If you drill down into 2020 in particular, you will see that both “regular” Social Security and Disability were almost dead-even between money coming in and money going out. But Hospital Insurance had a $60 billion deficit, while Medicare Parts B and D ended with a solid $34.8 billion surplus.

As the chart above showed, the growth of the Trust Fund hasn't been keeping up with the increases in cost for Social Security since 2010. But the Trustees go on to say that 2021 is now slated to be the first year where Social Security will spend more in benefits than in makes in its various sources of income, which means the total amount of reserves will start to fall from its current level of $2.9 trillion.

But make no mistake, there is no “crisis” in funding for Social Security or Medicare. These programs can continue to pay for its current benefits and even pay for more services or serve more people if we choose to. As the current Chair of the Senate Budget Committee reminds us in a clip that may be a decade old, but is still as relevant as ever.

Indeed, one of the big items that the “big infrastructure” bill that Bernie is talking up these days allows Medicare to cover dental, vision and hearing services for seniors. All it takes is a small tax increase on the rich and/or corporate, either through payroll taxes or regular income taxes, and these needs and many others can be taken care of.

We also could use the savings from other programs that are being phased down and/or out in the coming years. After all, do we really need $700 billion+ a year going to our Defense Department if we’re (rightfully) going to get out of the business of nation-building in foreign lands?

These popular, common-sense solutions to the funding “issues” for Social Security and Medicare is likely why there is a massive lobbying effort going on by the US Chamber of Commerce and other oligarchs organizations to try to keep that from happening. Because the last thing those greedheads want is for Americans to have financial security and not have to be beholden to lousy jobs with bad benefits and little pay.

But after the last year, where we saw how COVID relief kept us from falling into a massive depression despite record unemployment, and how people realized that they didn’t have to settle for poverty wages and a substandard quality of life, I’m not thinking that Koched-up talking points about cutting Social Security/Medicare are going to be accepted by many voters. And saving or (even better) beefing up Social Security and Medicare should be a central line of attack by Dems against Koched-up GOPs going into 2022.

1 comment:

  1. Thank you, Jake. This is eye-opening; at least for me, anyway. For years I’ve been watching, listening, and reading in reputable mainstream media sources about how Social Security is going bankrupt and that we’re lucky if it even exists when I’m ready to retire (I’m in my mid-fifties). One of the most common excuses has always been: “Back when the retirement age was set at 65 in the 1930s, people didn’t even live till 70. Now everyone’s living into their 80s, 90s, and 100s.” That’s also been the excuse for why companies don’t offer pensions anymore.

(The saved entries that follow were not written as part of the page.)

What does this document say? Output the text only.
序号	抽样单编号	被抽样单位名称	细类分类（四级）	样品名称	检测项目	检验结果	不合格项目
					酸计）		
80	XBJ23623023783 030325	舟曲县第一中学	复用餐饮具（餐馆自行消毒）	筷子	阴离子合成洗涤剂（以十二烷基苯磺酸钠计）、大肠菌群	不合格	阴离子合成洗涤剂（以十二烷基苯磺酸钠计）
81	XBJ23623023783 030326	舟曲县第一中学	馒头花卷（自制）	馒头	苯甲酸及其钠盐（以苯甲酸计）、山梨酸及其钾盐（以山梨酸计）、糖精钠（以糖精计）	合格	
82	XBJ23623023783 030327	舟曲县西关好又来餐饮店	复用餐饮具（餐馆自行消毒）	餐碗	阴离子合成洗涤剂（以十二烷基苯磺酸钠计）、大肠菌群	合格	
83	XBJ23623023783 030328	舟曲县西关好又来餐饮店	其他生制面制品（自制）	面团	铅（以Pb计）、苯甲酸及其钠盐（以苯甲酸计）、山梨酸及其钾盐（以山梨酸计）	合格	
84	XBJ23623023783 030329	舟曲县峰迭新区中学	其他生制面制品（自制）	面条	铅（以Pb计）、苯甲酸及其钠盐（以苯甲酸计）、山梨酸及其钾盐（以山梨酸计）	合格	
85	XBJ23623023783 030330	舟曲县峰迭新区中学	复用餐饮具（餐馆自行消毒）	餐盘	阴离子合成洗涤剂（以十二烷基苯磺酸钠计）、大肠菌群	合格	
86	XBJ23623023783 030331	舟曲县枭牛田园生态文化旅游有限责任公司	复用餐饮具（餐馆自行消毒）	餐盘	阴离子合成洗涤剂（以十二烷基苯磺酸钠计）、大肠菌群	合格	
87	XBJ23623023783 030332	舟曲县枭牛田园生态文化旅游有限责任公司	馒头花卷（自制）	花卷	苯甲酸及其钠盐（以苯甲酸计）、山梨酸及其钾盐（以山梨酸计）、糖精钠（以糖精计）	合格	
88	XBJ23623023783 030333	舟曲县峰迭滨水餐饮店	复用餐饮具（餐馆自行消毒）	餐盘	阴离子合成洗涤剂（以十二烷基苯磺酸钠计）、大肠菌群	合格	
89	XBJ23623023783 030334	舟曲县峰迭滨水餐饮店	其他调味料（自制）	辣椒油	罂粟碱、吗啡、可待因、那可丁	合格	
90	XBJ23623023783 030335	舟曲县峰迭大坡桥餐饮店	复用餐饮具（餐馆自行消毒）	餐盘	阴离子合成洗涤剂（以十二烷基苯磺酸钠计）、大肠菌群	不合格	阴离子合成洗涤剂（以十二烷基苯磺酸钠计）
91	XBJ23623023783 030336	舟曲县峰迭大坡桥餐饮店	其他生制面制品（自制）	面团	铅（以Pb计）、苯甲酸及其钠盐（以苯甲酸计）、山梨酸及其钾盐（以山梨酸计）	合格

    Except that it isn’t really true. Sure, more people are living longer. But living to 100 or even 90 is still a rare feat. Not only do statistics back that up, so does my own personal experience. In my whole life, I’ve known one person who’s made it to 100. Maybe a couple who’ve made it into their 90s. Just looking in the obituaries every day, I see a hell of a lot of people still dying in their 60s and 70s.

    This country can give all of our citizens a decent retirement—or at least keep them out of poverty—if we want to. The only thing standing in the way is the same thing that was standing in the way back in the 1930s, and ever since. Republicans.